A mãe alegou que não tinha com quem deixar o filho para trabalhar e que o direito infantil à educação consta da Constituição Federal.

O Superior Tribunal de Justiça (STJ) não conheceu do recurso apresentado por uma moradora de São Sebastião. que pretendia garantir vaga para o filho em pré-escola pública, mesmo sem respeitar a lista de espera.

Depois de tentar sem sucesso uma vaga para o filho, então com quatro anos de idade, em pré-escola em período integral, uma beneficiária do Programa Bolsa Família ajuizou ação com auxílio da Defensoria Pública.

A mãe alegou que não tinha com quem deixar o filho para trabalhar e que o direito infantil à educação consta da Constituição Federal e da Lei 9.394/96. O Tribunal de Justiça do Distrito Federal e Territórios (TJDFT) determinou que fosse feita a matrícula da criança em uma unidade da rede pública ou conveniada mais próxima da casa da criança.

No entanto, o TJDFT reformou a sentença, sob o fundamento de que direito de acesso à educação previsto na Constituição “não se traduz em direito subjetivo da parte de exigir do Estado a matrícula de seus filhos em escola por ela indicada nem tampouco que funcione em tempo integral, sendo esta uma faculdade”.
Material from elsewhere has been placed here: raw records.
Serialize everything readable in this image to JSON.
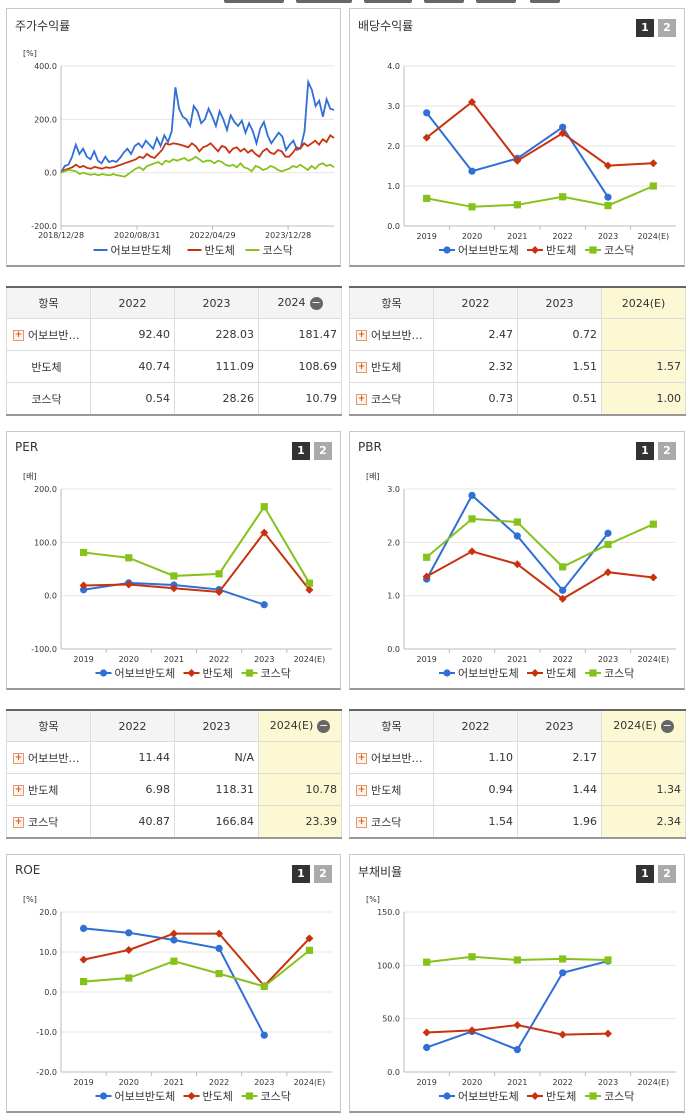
{
  "colors": {
    "blue": "#2f6fd6",
    "red": "#c9320f",
    "green": "#86c21c"
  },
  "legend": [
    "어보브반도체",
    "반도체",
    "코스닥"
  ],
  "paging": [
    "1",
    "2"
  ],
  "panels": [
    {
      "title": "주가수익률",
      "paging": false
    },
    {
      "title": "배당수익률",
      "paging": true
    },
    {
      "title": "PER",
      "paging": true
    },
    {
      "title": "PBR",
      "paging": true
    },
    {
      "title": "ROE",
      "paging": true
    },
    {
      "title": "부채비율",
      "paging": true
    }
  ],
  "tables": [
    {
      "head": [
        "항목",
        "2022",
        "2023",
        "2024"
      ],
      "collapse_icon": "minus-icon",
      "rows": [
        {
          "name": "어보브반…",
          "icon": true,
          "values": [
            "92.40",
            "228.03",
            "181.47"
          ]
        },
        {
          "name": "반도체",
          "icon": false,
          "values": [
            "40.74",
            "111.09",
            "108.69"
          ]
        },
        {
          "name": "코스닥",
          "icon": false,
          "values": [
            "0.54",
            "28.26",
            "10.79"
          ]
        }
      ]
    },
    {
      "head": [
        "항목",
        "2022",
        "2023",
        "2024(E)"
      ],
      "rows": [
        {
          "name": "어보브반…",
          "icon": true,
          "values": [
            "2.47",
            "0.72",
            ""
          ]
        },
        {
          "name": "반도체",
          "icon": true,
          "values": [
            "2.32",
            "1.51",
            "1.57"
          ]
        },
        {
          "name": "코스닥",
          "icon": true,
          "values": [
            "0.73",
            "0.51",
            "1.00"
          ]
        }
      ]
    },
    {
      "head": [
        "항목",
        "2022",
        "2023",
        "2024(E)"
      ],
      "collapse_icon": "minus-icon",
      "rows": [
        {
          "name": "어보브반…",
          "icon": true,
          "values": [
            "11.44",
            "N/A",
            ""
          ]
        },
        {
          "name": "반도체",
          "icon": true,
          "values": [
            "6.98",
            "118.31",
            "10.78"
          ]
        },
        {
          "name": "코스닥",
          "icon": true,
          "values": [
            "40.87",
            "166.84",
            "23.39"
          ]
        }
      ]
    },
    {
      "head": [
        "항목",
        "2022",
        "2023",
        "2024(E)"
      ],
      "collapse_icon": "minus-icon",
      "rows": [
        {
          "name": "어보브반…",
          "icon": true,
          "values": [
            "1.10",
            "2.17",
            ""
          ]
        },
        {
          "name": "반도체",
          "icon": true,
          "values": [
            "0.94",
            "1.44",
            "1.34"
          ]
        },
        {
          "name": "코스닥",
          "icon": true,
          "values": [
            "1.54",
            "1.96",
            "2.34"
          ]
        }
      ]
    }
  ],
  "chart_data": [
    {
      "type": "line",
      "title": "주가수익률",
      "ylabel": "[%]",
      "ylim": [
        -200,
        400
      ],
      "yticks": [
        "400.0",
        "200.0",
        "0.0",
        "-200.0"
      ],
      "x_tick_labels": [
        "2018/12/28",
        "2020/08/31",
        "2022/04/29",
        "2023/12/28"
      ],
      "x_range": [
        "2018-12-28",
        "2024-12-31"
      ],
      "series": [
        {
          "name": "어보브반도체",
          "color": "#2f6fd6",
          "values": [
            0,
            25,
            30,
            60,
            105,
            70,
            90,
            60,
            50,
            80,
            45,
            35,
            60,
            40,
            45,
            40,
            55,
            75,
            90,
            70,
            100,
            110,
            95,
            120,
            105,
            90,
            130,
            100,
            140,
            115,
            155,
            320,
            240,
            210,
            200,
            175,
            250,
            230,
            185,
            200,
            240,
            210,
            175,
            230,
            200,
            160,
            215,
            190,
            175,
            195,
            150,
            185,
            155,
            110,
            165,
            190,
            140,
            110,
            130,
            150,
            135,
            85,
            105,
            120,
            85,
            95,
            155,
            340,
            310,
            250,
            270,
            210,
            275,
            240,
            235
          ]
        },
        {
          "name": "반도체",
          "color": "#c9320f",
          "values": [
            0,
            10,
            15,
            20,
            30,
            20,
            25,
            18,
            15,
            22,
            18,
            15,
            20,
            18,
            20,
            25,
            30,
            35,
            40,
            45,
            50,
            60,
            55,
            70,
            60,
            55,
            70,
            85,
            110,
            105,
            110,
            108,
            104,
            100,
            95,
            110,
            100,
            80,
            95,
            100,
            110,
            95,
            80,
            100,
            95,
            75,
            90,
            95,
            80,
            90,
            75,
            85,
            70,
            60,
            80,
            90,
            75,
            70,
            85,
            80,
            60,
            60,
            75,
            95,
            90,
            110,
            100,
            110,
            120,
            105,
            125,
            115,
            140,
            130
          ]
        },
        {
          "name": "코스닥",
          "color": "#86c21c",
          "values": [
            0,
            5,
            10,
            8,
            5,
            -5,
            0,
            -5,
            -8,
            -5,
            -10,
            -5,
            -8,
            -10,
            -5,
            -10,
            -12,
            -15,
            -5,
            5,
            15,
            20,
            10,
            25,
            30,
            35,
            40,
            30,
            45,
            40,
            50,
            45,
            50,
            55,
            45,
            50,
            60,
            50,
            40,
            45,
            45,
            35,
            45,
            40,
            30,
            25,
            30,
            20,
            35,
            20,
            15,
            5,
            25,
            20,
            10,
            15,
            25,
            20,
            10,
            5,
            10,
            15,
            25,
            20,
            30,
            20,
            10,
            25,
            15,
            30,
            35,
            25,
            30,
            20
          ]
        }
      ]
    },
    {
      "type": "line",
      "title": "배당수익률",
      "ylim": [
        0,
        4
      ],
      "yticks": [
        "4.0",
        "3.0",
        "2.0",
        "1.0",
        "0.0"
      ],
      "categories": [
        "2019",
        "2020",
        "2021",
        "2022",
        "2023",
        "2024(E)"
      ],
      "series": [
        {
          "name": "어보브반도체",
          "color": "#2f6fd6",
          "values": [
            2.83,
            1.37,
            1.69,
            2.47,
            0.72,
            null
          ]
        },
        {
          "name": "반도체",
          "color": "#c9320f",
          "values": [
            2.21,
            3.1,
            1.63,
            2.32,
            1.51,
            1.57
          ]
        },
        {
          "name": "코스닥",
          "color": "#86c21c",
          "values": [
            0.69,
            0.48,
            0.53,
            0.73,
            0.51,
            1.0
          ]
        }
      ]
    },
    {
      "type": "line",
      "title": "PER",
      "ylabel": "[배]",
      "ylim": [
        -100,
        200
      ],
      "yticks": [
        "200.0",
        "100.0",
        "0.0",
        "-100.0"
      ],
      "categories": [
        "2019",
        "2020",
        "2021",
        "2022",
        "2023",
        "2024(E)"
      ],
      "series": [
        {
          "name": "어보브반도체",
          "color": "#2f6fd6",
          "values": [
            11,
            24,
            20,
            11.44,
            -17,
            null
          ]
        },
        {
          "name": "반도체",
          "color": "#c9320f",
          "values": [
            19,
            21,
            14,
            6.98,
            118.31,
            10.78
          ]
        },
        {
          "name": "코스닥",
          "color": "#86c21c",
          "values": [
            81,
            71,
            37,
            40.87,
            166.84,
            23.39
          ]
        }
      ]
    },
    {
      "type": "line",
      "title": "PBR",
      "ylabel": "[배]",
      "ylim": [
        0,
        3
      ],
      "yticks": [
        "3.0",
        "2.0",
        "1.0",
        "0.0"
      ],
      "categories": [
        "2019",
        "2020",
        "2021",
        "2022",
        "2023",
        "2024(E)"
      ],
      "series": [
        {
          "name": "어보브반도체",
          "color": "#2f6fd6",
          "values": [
            1.31,
            2.88,
            2.12,
            1.1,
            2.17,
            null
          ]
        },
        {
          "name": "반도체",
          "color": "#c9320f",
          "values": [
            1.36,
            1.83,
            1.59,
            0.94,
            1.44,
            1.34
          ]
        },
        {
          "name": "코스닥",
          "color": "#86c21c",
          "values": [
            1.72,
            2.44,
            2.38,
            1.54,
            1.96,
            2.34
          ]
        }
      ]
    },
    {
      "type": "line",
      "title": "ROE",
      "ylabel": "[%]",
      "ylim": [
        -20,
        20
      ],
      "yticks": [
        "20.0",
        "10.0",
        "0.0",
        "-10.0",
        "-20.0"
      ],
      "categories": [
        "2019",
        "2020",
        "2021",
        "2022",
        "2023",
        "2024(E)"
      ],
      "series": [
        {
          "name": "어보브반도체",
          "color": "#2f6fd6",
          "values": [
            15.9,
            14.8,
            13.0,
            10.9,
            -10.8,
            null
          ]
        },
        {
          "name": "반도체",
          "color": "#c9320f",
          "values": [
            8.1,
            10.5,
            14.6,
            14.6,
            1.5,
            13.4
          ]
        },
        {
          "name": "코스닥",
          "color": "#86c21c",
          "values": [
            2.6,
            3.5,
            7.7,
            4.6,
            1.4,
            10.4
          ]
        }
      ]
    },
    {
      "type": "line",
      "title": "부채비율",
      "ylabel": "[%]",
      "ylim": [
        0,
        150
      ],
      "yticks": [
        "150.0",
        "100.0",
        "50.0",
        "0.0"
      ],
      "categories": [
        "2019",
        "2020",
        "2021",
        "2022",
        "2023",
        "2024(E)"
      ],
      "series": [
        {
          "name": "어보브반도체",
          "color": "#2f6fd6",
          "values": [
            23,
            38,
            21,
            93,
            104,
            null
          ]
        },
        {
          "name": "반도체",
          "color": "#c9320f",
          "values": [
            37,
            39,
            44,
            35,
            36,
            null
          ]
        },
        {
          "name": "코스닥",
          "color": "#86c21c",
          "values": [
            103,
            108,
            105,
            106,
            105,
            null
          ]
        }
      ]
    }
  ]
}
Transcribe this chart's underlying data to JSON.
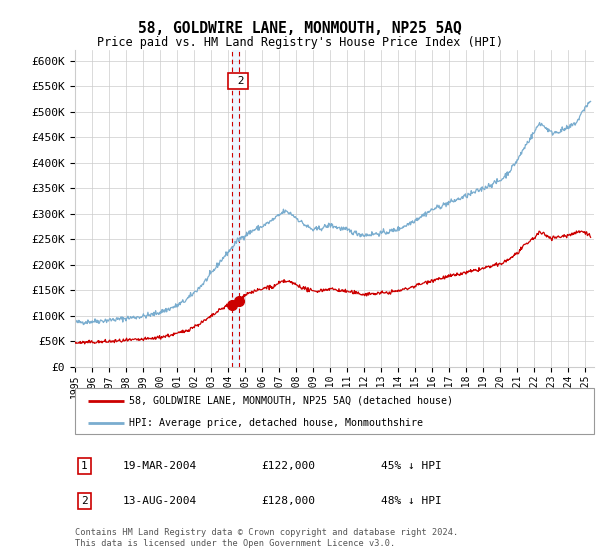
{
  "title": "58, GOLDWIRE LANE, MONMOUTH, NP25 5AQ",
  "subtitle": "Price paid vs. HM Land Registry's House Price Index (HPI)",
  "legend_line1": "58, GOLDWIRE LANE, MONMOUTH, NP25 5AQ (detached house)",
  "legend_line2": "HPI: Average price, detached house, Monmouthshire",
  "table_row1": [
    "1",
    "19-MAR-2004",
    "£122,000",
    "45% ↓ HPI"
  ],
  "table_row2": [
    "2",
    "13-AUG-2004",
    "£128,000",
    "48% ↓ HPI"
  ],
  "footnote": "Contains HM Land Registry data © Crown copyright and database right 2024.\nThis data is licensed under the Open Government Licence v3.0.",
  "red_color": "#cc0000",
  "blue_color": "#7aadcf",
  "blue_shade": "#ddeeff",
  "background_color": "#ffffff",
  "grid_color": "#cccccc",
  "sale1_x": 2004.22,
  "sale1_y": 122000,
  "sale2_x": 2004.62,
  "sale2_y": 128000,
  "xmin": 1995,
  "xmax": 2025.5,
  "ymin": 0,
  "ymax": 620000,
  "yticks": [
    0,
    50000,
    100000,
    150000,
    200000,
    250000,
    300000,
    350000,
    400000,
    450000,
    500000,
    550000,
    600000
  ],
  "xticks": [
    1995,
    1996,
    1997,
    1998,
    1999,
    2000,
    2001,
    2002,
    2003,
    2004,
    2005,
    2006,
    2007,
    2008,
    2009,
    2010,
    2011,
    2012,
    2013,
    2014,
    2015,
    2016,
    2017,
    2018,
    2019,
    2020,
    2021,
    2022,
    2023,
    2024,
    2025
  ]
}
Os desembargadores consideraram ainda que, como havia lista de espera na unidade para a qual a criança foi designada, a determinação judicial para que a instituição de ensino aceitasse a matrícula representaria “desrespeito à ordem de classificação”, o que configuraria “violação ao princípio da isonomia”.

Inconformada, a mãe recorreu ao STJ. O tribunal, porém, não pôde entrar no mérito do pedido, pois, conforme apontou o relator, ministro Herman Benjamin, a decisão colegiada do TJDFT se deu com base no exame de questões de fato, cuja reanálise é vedada em recurso especial, e também “em fundamento eminentemente constitucional”, a avaliação compete com exclusividade ao Supremo Tribunal Federal.